2. Do ponto de vista do cidadão, quais são as demandas mais urgentes no STJ? A maior reclamação é o tempo. Quando o processo chega ao STJ, ele tem uma média de 10 anos. Imagine você procurar um advogado e ele fala: o seu processo vai durar entre 10 e 14 anos. Isso precisa diminuir urgentemente. Justiça tardia não é justiça. Isso já é dito há 100 anos, e a cada ano tem ficado mais urgente tomar uma decisão, que é diminuir a carga de processos, o número de recursos.
3. A senhora também leva para o STJ o olhar feminino. Como será isso? Há uma frase da qual gosto muito: nada sobre as mulheres sem as mulheres. Se não tem mulher falando, não tem que se falar sobre mulher. É muito importante que a gente esteja no tribunal.
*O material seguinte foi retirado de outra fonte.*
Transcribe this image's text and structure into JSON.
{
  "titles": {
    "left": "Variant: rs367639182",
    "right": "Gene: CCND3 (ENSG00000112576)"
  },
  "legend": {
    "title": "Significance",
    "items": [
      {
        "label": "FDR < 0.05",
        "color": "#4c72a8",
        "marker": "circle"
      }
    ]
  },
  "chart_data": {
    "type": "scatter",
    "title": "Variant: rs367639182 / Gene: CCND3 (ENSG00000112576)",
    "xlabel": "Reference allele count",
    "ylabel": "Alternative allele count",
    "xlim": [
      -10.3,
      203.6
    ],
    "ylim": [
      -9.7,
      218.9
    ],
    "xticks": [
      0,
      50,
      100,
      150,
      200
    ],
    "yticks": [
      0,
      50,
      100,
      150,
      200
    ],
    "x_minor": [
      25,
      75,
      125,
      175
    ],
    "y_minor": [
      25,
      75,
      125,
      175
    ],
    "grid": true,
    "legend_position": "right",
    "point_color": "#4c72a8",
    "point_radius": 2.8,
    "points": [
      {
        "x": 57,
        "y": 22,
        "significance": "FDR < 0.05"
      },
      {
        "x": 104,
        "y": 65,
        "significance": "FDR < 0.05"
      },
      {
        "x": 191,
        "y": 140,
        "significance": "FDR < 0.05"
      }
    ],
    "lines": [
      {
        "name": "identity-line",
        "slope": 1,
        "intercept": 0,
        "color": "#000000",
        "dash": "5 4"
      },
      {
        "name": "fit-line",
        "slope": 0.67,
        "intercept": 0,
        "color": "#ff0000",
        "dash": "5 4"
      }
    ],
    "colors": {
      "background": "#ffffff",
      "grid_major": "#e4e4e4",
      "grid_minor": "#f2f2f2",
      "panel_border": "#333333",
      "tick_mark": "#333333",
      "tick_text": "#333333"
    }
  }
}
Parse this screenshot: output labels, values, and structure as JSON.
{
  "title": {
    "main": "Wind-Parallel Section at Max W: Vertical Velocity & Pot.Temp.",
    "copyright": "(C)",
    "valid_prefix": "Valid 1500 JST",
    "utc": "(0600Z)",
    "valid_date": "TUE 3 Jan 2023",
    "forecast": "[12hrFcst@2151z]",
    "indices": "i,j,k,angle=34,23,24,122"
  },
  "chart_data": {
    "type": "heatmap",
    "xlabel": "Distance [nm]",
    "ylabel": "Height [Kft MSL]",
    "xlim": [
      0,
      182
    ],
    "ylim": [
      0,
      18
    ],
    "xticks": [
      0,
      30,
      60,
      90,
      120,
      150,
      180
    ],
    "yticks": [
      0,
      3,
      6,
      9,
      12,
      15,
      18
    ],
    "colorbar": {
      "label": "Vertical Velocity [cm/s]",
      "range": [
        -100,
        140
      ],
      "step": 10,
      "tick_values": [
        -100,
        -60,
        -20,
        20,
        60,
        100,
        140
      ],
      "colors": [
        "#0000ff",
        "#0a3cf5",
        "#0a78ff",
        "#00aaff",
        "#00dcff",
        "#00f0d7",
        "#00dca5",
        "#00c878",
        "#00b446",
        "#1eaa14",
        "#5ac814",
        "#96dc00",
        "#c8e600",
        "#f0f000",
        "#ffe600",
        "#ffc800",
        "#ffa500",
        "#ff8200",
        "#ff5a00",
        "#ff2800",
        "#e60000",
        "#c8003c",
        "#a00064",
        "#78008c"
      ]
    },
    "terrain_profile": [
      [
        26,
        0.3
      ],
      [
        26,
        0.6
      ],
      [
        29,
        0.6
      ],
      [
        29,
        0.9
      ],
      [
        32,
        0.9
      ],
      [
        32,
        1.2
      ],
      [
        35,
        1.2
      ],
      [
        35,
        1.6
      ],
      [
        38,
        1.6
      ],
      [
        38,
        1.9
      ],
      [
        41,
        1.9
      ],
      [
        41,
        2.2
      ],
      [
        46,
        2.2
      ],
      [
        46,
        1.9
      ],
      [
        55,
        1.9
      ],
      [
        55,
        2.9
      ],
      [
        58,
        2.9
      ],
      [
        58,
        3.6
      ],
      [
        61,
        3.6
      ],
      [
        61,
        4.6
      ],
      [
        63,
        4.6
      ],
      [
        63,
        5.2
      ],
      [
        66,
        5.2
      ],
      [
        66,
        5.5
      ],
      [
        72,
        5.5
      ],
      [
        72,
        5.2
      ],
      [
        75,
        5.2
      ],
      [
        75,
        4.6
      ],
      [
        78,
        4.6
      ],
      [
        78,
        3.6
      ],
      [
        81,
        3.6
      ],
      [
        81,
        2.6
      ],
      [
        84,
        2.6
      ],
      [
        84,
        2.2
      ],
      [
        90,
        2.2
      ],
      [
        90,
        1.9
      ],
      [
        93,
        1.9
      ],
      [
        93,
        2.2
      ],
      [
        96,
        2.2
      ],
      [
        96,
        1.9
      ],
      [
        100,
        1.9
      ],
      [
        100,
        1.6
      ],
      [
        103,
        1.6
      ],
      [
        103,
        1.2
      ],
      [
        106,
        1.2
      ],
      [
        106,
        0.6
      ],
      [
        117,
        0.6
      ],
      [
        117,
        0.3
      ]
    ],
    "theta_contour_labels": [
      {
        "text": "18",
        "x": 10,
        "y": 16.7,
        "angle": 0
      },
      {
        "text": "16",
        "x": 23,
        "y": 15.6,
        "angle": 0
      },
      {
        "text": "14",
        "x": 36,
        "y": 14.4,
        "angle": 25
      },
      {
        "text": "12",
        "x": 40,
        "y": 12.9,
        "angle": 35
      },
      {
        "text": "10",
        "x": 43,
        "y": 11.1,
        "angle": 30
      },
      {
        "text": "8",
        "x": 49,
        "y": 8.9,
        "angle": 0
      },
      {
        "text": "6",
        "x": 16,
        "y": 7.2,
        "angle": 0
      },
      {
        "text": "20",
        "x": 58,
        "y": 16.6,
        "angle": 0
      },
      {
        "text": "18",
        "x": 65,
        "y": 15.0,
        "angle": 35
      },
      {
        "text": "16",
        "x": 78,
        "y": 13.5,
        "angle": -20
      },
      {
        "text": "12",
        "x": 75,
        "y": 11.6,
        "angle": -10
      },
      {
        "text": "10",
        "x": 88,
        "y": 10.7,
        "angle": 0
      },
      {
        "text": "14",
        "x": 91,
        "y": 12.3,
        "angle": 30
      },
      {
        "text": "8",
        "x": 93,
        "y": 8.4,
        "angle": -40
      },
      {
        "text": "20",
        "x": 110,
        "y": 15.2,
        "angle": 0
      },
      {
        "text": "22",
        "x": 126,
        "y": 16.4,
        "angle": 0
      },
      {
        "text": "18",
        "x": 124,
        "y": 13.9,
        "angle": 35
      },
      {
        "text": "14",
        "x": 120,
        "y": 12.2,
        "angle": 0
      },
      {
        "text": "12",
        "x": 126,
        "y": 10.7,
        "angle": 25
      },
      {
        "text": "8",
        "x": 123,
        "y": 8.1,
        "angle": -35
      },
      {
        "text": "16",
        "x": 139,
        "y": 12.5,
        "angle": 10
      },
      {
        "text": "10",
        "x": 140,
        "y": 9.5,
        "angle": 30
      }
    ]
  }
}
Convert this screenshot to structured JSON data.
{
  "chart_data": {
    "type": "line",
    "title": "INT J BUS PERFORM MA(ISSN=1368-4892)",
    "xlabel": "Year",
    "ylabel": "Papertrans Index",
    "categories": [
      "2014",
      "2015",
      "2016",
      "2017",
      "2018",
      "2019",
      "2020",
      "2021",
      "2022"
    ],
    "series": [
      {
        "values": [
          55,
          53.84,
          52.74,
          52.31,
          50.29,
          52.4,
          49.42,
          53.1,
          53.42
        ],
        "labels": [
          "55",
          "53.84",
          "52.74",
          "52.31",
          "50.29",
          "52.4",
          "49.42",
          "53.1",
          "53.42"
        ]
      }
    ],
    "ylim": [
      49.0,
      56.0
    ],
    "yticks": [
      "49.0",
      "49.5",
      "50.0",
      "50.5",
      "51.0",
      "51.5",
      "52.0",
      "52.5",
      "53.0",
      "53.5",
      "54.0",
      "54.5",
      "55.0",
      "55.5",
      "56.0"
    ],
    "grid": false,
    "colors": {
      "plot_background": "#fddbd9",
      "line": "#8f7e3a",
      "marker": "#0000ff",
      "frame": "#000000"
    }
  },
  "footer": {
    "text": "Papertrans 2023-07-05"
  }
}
Metade do Brasil é de mulher, não é razoável ter tribunais inteiros de Justiça, como acontece em alguns estados, sem nenhuma mulher. É preciso que a mulher esteja no Poder Judiciário, porque o Judiciário dita normas de conduta, normas de moral. O Legislativo tem uma lei muito seca: melhor interesse da criança, diz a lei. Quem vai dizer o que é o melhor interesse da criança é o juiz. E se não temos juízas julgando processos de família, vai ser sempre um olhar do homem, do pai, de quem não é mulher.
4. Na sua jornada até o STJ, como essa questão de gênero foi colocada? Eu senti muito isso no Senado. O Senado, para mim, foi um choque de realidade brutal. Conversei com todos os senadores individualmente, e foi um choque. O Senado representa o Brasil. É o que a média dos brasileiros pensa, votando secretamente naquilo que talvez não confesse no almoço de domingo. Foi uma realidade muito cruel, de machismo.
5. Qual a sua opinião sobre a população carcerária do Brasil? O Brasil só perde para a Indonésia em ritmo de aprisionamento. Nós vamos virar a década prendendo cada dia mais, e não resolve. Eu tenho essa firme convicção de que cadeia não reabilita ninguém. Fiz muita inspeção em presídios — na OAB, a gente chama de institutos. A gente prova comida, vê onde dorme, vê qual é o sistema de saúde que atende esse interno — a gente não chama de preso, a gente respeita a pessoa que está lá. A nossa Constituição não tem pena perpétua nem de morte. Cedo ou tarde a pessoa vai sair. E que pessoa a gente está colocando no sistema, na nossa sociedade?